“Connecting with ordinary people as opposed to the chattering classes, and standing up to the Goebbels-like persistent noise from the liberal media on global warming is imperative for Republicans. If they can do this and make the case that environmental regulation dealing with this issue will hurt the middle-class and the poor, then they can win [in 2010].”
That was the message Lord Chrisopher Monckton — the man who was science adviser to Great Britain’s Margaret Thatcher — delivered last week to Republican Members of Congress and several prominent U.S. conservatives last week.
Lord Monckton made his case that global warming is grossly exaggerated by liberal academics and politicians. Moreover, the forthcoming Treaty of Copenhagen — successor to the Kyoto Protocols Al Gore made famous — will mean dramatic losses of sovereignty and jobs for nations like Britain and the U.S..
Known primarily for his academic credentials and encyclopedic knowledge of the climate change issue, Monckton also knows something about politics. In 1979, he was a press officer at the Conservative Party headquarters under then-party chairman and much-respected conservative Lord Peter Thorneycroft. That was the year Conservatives won a smashing general election win for the first time under Margaret Thatcher.
In discussing the impact of the global warming issue on U.S. politics, Monckton cited a just-completed Gallup Poll showing that 41% of Americans no longer believe that global warming is a danger to humankind. In addition, Monckton told me, “The number of Americans who believe that the economy is more important than global warming as an issue continues to rise, according to Gallup. So this is the time for Republicans to stand up, draw a line in the sand, and say no to what Barack Obama and the Democrats are sure to push.”
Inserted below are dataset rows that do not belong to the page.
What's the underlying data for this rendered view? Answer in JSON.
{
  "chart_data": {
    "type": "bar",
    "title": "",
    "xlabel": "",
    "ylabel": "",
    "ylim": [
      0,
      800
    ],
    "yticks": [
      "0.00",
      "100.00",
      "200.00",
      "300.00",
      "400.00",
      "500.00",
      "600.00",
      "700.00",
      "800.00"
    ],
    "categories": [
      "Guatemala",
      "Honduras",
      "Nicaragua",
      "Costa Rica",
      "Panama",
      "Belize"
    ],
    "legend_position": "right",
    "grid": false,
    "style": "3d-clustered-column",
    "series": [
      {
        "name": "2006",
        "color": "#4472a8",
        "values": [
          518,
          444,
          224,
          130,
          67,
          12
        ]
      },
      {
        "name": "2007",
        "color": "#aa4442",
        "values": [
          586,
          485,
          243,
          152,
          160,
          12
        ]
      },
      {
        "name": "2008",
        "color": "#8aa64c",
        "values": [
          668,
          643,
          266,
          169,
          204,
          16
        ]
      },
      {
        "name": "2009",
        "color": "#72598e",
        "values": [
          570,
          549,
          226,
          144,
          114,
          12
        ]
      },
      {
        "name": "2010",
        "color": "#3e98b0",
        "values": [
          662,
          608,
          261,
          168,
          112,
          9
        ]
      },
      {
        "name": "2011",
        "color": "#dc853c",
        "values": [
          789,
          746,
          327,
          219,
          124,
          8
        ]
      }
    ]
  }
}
Monckton noted that, like his own country’s Prime Minister Gordon Brown, President Obama has made it clear he supports international solutions to environmental problems and believes that global warming is a danger. And the position of Obama, he added, “comes even after seven years in which the earth has grown cooler and nothing exceptional has happened. Why do you think the environmentalists now call it ‘climate change’ and not ‘global warming? ”
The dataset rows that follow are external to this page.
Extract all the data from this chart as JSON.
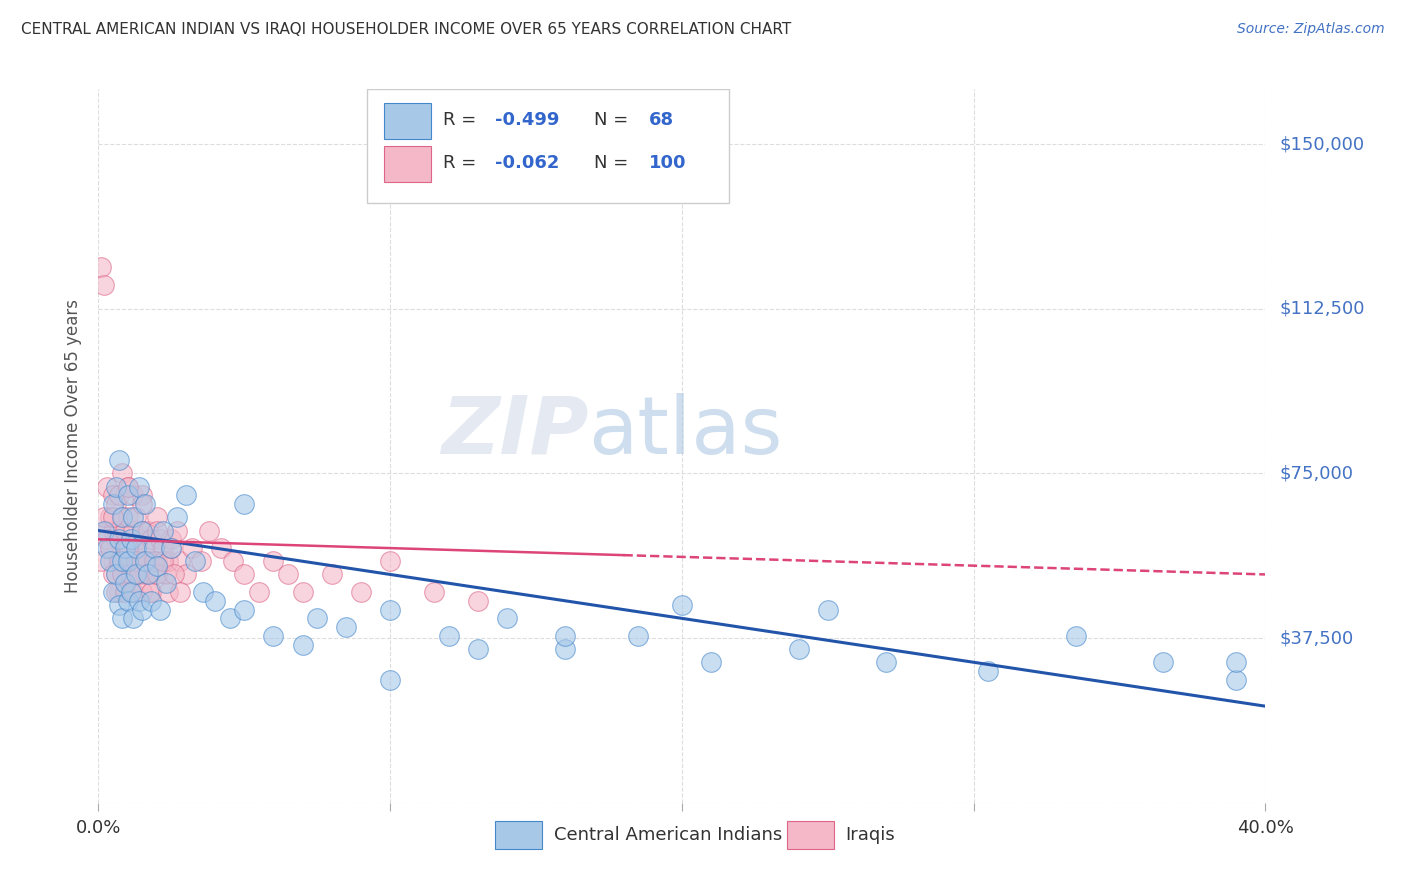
{
  "title": "CENTRAL AMERICAN INDIAN VS IRAQI HOUSEHOLDER INCOME OVER 65 YEARS CORRELATION CHART",
  "source": "Source: ZipAtlas.com",
  "ylabel": "Householder Income Over 65 years",
  "xlim": [
    0.0,
    0.4
  ],
  "ylim": [
    0,
    162500
  ],
  "yticks": [
    0,
    37500,
    75000,
    112500,
    150000
  ],
  "ytick_labels": [
    "",
    "$37,500",
    "$75,000",
    "$112,500",
    "$150,000"
  ],
  "xticks": [
    0.0,
    0.1,
    0.2,
    0.3,
    0.4
  ],
  "blue_color": "#a8c8e8",
  "pink_color": "#f4b8c8",
  "blue_edge_color": "#4488cc",
  "pink_edge_color": "#dd6688",
  "blue_line_color": "#2255aa",
  "pink_line_color": "#dd4477",
  "watermark_color": "#ccddf0",
  "title_color": "#333333",
  "source_color": "#4472c4",
  "axis_label_color": "#555555",
  "tick_color": "#4472c4",
  "grid_color": "#dddddd",
  "blue_scatter_x": [
    0.002,
    0.003,
    0.004,
    0.005,
    0.005,
    0.006,
    0.006,
    0.007,
    0.007,
    0.007,
    0.008,
    0.008,
    0.008,
    0.009,
    0.009,
    0.01,
    0.01,
    0.01,
    0.011,
    0.011,
    0.012,
    0.012,
    0.013,
    0.013,
    0.014,
    0.014,
    0.015,
    0.015,
    0.016,
    0.016,
    0.017,
    0.018,
    0.019,
    0.02,
    0.021,
    0.022,
    0.023,
    0.025,
    0.027,
    0.03,
    0.033,
    0.036,
    0.04,
    0.045,
    0.05,
    0.06,
    0.07,
    0.085,
    0.1,
    0.12,
    0.14,
    0.16,
    0.185,
    0.21,
    0.24,
    0.27,
    0.305,
    0.335,
    0.365,
    0.39,
    0.05,
    0.075,
    0.1,
    0.13,
    0.16,
    0.2,
    0.25,
    0.39
  ],
  "blue_scatter_y": [
    62000,
    58000,
    55000,
    68000,
    48000,
    72000,
    52000,
    60000,
    45000,
    78000,
    55000,
    65000,
    42000,
    58000,
    50000,
    70000,
    46000,
    55000,
    60000,
    48000,
    65000,
    42000,
    58000,
    52000,
    72000,
    46000,
    62000,
    44000,
    55000,
    68000,
    52000,
    46000,
    58000,
    54000,
    44000,
    62000,
    50000,
    58000,
    65000,
    70000,
    55000,
    48000,
    46000,
    42000,
    44000,
    38000,
    36000,
    40000,
    44000,
    38000,
    42000,
    35000,
    38000,
    32000,
    35000,
    32000,
    30000,
    38000,
    32000,
    28000,
    68000,
    42000,
    28000,
    35000,
    38000,
    45000,
    44000,
    32000
  ],
  "pink_scatter_x": [
    0.001,
    0.002,
    0.003,
    0.003,
    0.004,
    0.004,
    0.005,
    0.005,
    0.005,
    0.006,
    0.006,
    0.006,
    0.007,
    0.007,
    0.007,
    0.007,
    0.008,
    0.008,
    0.008,
    0.008,
    0.009,
    0.009,
    0.009,
    0.01,
    0.01,
    0.01,
    0.01,
    0.011,
    0.011,
    0.012,
    0.012,
    0.012,
    0.013,
    0.013,
    0.014,
    0.014,
    0.015,
    0.015,
    0.015,
    0.016,
    0.016,
    0.017,
    0.017,
    0.018,
    0.018,
    0.019,
    0.02,
    0.02,
    0.021,
    0.022,
    0.023,
    0.024,
    0.025,
    0.027,
    0.028,
    0.03,
    0.032,
    0.035,
    0.038,
    0.042,
    0.046,
    0.05,
    0.055,
    0.06,
    0.065,
    0.07,
    0.08,
    0.09,
    0.1,
    0.115,
    0.13,
    0.001,
    0.002,
    0.003,
    0.004,
    0.005,
    0.006,
    0.007,
    0.008,
    0.009,
    0.01,
    0.011,
    0.012,
    0.013,
    0.014,
    0.015,
    0.016,
    0.017,
    0.018,
    0.019,
    0.02,
    0.022,
    0.024,
    0.026,
    0.028,
    0.015,
    0.02,
    0.025,
    0.01,
    0.005
  ],
  "pink_scatter_y": [
    122000,
    118000,
    62000,
    72000,
    58000,
    65000,
    55000,
    62000,
    70000,
    52000,
    60000,
    68000,
    48000,
    55000,
    62000,
    70000,
    58000,
    52000,
    65000,
    75000,
    48000,
    55000,
    62000,
    58000,
    65000,
    52000,
    72000,
    48000,
    55000,
    62000,
    70000,
    52000,
    58000,
    65000,
    52000,
    60000,
    55000,
    62000,
    70000,
    58000,
    52000,
    62000,
    55000,
    48000,
    60000,
    52000,
    55000,
    65000,
    60000,
    58000,
    52000,
    55000,
    60000,
    62000,
    55000,
    52000,
    58000,
    55000,
    62000,
    58000,
    55000,
    52000,
    48000,
    55000,
    52000,
    48000,
    52000,
    48000,
    55000,
    48000,
    46000,
    55000,
    65000,
    60000,
    58000,
    52000,
    48000,
    55000,
    52000,
    48000,
    58000,
    52000,
    48000,
    55000,
    52000,
    48000,
    55000,
    52000,
    48000,
    55000,
    52000,
    55000,
    48000,
    52000,
    48000,
    68000,
    62000,
    58000,
    72000,
    65000
  ],
  "blue_line_x0": 0.0,
  "blue_line_y0": 62000,
  "blue_line_x1": 0.4,
  "blue_line_y1": 22000,
  "pink_line_x0": 0.0,
  "pink_line_y0": 60000,
  "pink_line_x1": 0.4,
  "pink_line_y1": 52000
}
Stop the Treaty of Copenhagen
The Treaty of Copenhagen, a United Nations-sculpted agreement for countries throughout the world to agree on regulations with which to deal with carbon dioxide emissions, “has been drafted and will be unveiled by the UN in December. They never would try to get the U.S. to ratify it under the Bush Administration. But [UN Secretary General] Ban Ki Moon and other supporters of Copenhagen will surely move on it now that Obama is President.”
Although the draft is unavailable at this time, Monckton and others believe that the Copenhagen document will contain new internationally-imposed taxes and environmental constraints that will severely harm the manufacturing industry worldwide. The resulting loss of jobs, he believes, “is where Republicans can make gains by opposing Obama and the Democrats in Congress and saying ‘no to Copenhagen’ and ‘no to global warming.” Monckton added that labor unions and blue-collar workers in general could easily come over to the GOP on this issue.
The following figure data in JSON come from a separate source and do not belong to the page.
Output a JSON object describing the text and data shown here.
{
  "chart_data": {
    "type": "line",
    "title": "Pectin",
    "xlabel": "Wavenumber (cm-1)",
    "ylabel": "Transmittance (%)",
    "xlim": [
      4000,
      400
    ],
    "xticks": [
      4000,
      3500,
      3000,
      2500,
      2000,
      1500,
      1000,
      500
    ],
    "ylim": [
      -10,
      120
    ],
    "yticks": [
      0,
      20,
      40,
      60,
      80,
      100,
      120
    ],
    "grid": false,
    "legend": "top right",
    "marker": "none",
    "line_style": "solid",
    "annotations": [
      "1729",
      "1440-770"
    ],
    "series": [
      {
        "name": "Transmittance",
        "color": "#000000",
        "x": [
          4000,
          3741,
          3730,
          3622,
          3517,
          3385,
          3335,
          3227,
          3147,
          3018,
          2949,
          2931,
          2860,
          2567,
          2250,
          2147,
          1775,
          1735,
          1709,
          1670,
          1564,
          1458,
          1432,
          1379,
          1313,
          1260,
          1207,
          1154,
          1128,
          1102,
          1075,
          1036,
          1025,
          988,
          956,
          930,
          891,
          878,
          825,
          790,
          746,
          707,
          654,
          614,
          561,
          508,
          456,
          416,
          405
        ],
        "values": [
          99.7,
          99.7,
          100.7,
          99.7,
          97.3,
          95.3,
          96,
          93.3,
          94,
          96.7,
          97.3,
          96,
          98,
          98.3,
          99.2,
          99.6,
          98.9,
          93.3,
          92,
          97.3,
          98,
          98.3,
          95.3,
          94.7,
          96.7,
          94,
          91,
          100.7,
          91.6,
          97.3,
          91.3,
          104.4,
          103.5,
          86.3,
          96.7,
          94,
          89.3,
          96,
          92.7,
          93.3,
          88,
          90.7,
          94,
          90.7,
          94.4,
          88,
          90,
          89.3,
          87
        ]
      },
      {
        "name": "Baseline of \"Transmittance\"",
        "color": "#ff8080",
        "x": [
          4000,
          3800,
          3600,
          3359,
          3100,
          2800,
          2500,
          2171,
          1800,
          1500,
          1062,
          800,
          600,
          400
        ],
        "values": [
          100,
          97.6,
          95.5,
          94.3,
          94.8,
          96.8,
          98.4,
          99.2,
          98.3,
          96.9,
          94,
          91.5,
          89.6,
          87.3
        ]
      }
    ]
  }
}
If Republicans take the stand he encourages, Monckton added, they will be responding in a far different way that most of the center-right parties in Europe. He noted that British Conservative Party leader David Cameron and most of his “shadow Cabinet” accept the environmental line and want action on global warming. While there are some in the Conservative “shadow Cabinet” who undoubtedly disagree with this in private, Monckton noted, “They won’t say anything because Mr. Cameron has ordered them, ‘Don’t think’.”
Also weighing in for action on global warming are French President Nicolas Sarkozy and German Chancellor Angela Merkel, although Monckton believes "is probably the center-right leader in Europe who most understands capitalism and the market and has taken some stands that disappoint conservatives because she is in this ‘grand coalition’ with the Socialists.” If Merkel’s ruling CDU-CSU (conservative) party is elected by a large margin this fall and forms a new alliance with the small pro-free market Free Democrats, Monckton believes, “she will come around on most conservative issues.
For now, Monckton is focused on the Republicans and conservatives he has met in this country. His advice to them: “Just try to be the first to say ‘derail Copenhagen.’ And to do that, just tell the truth.”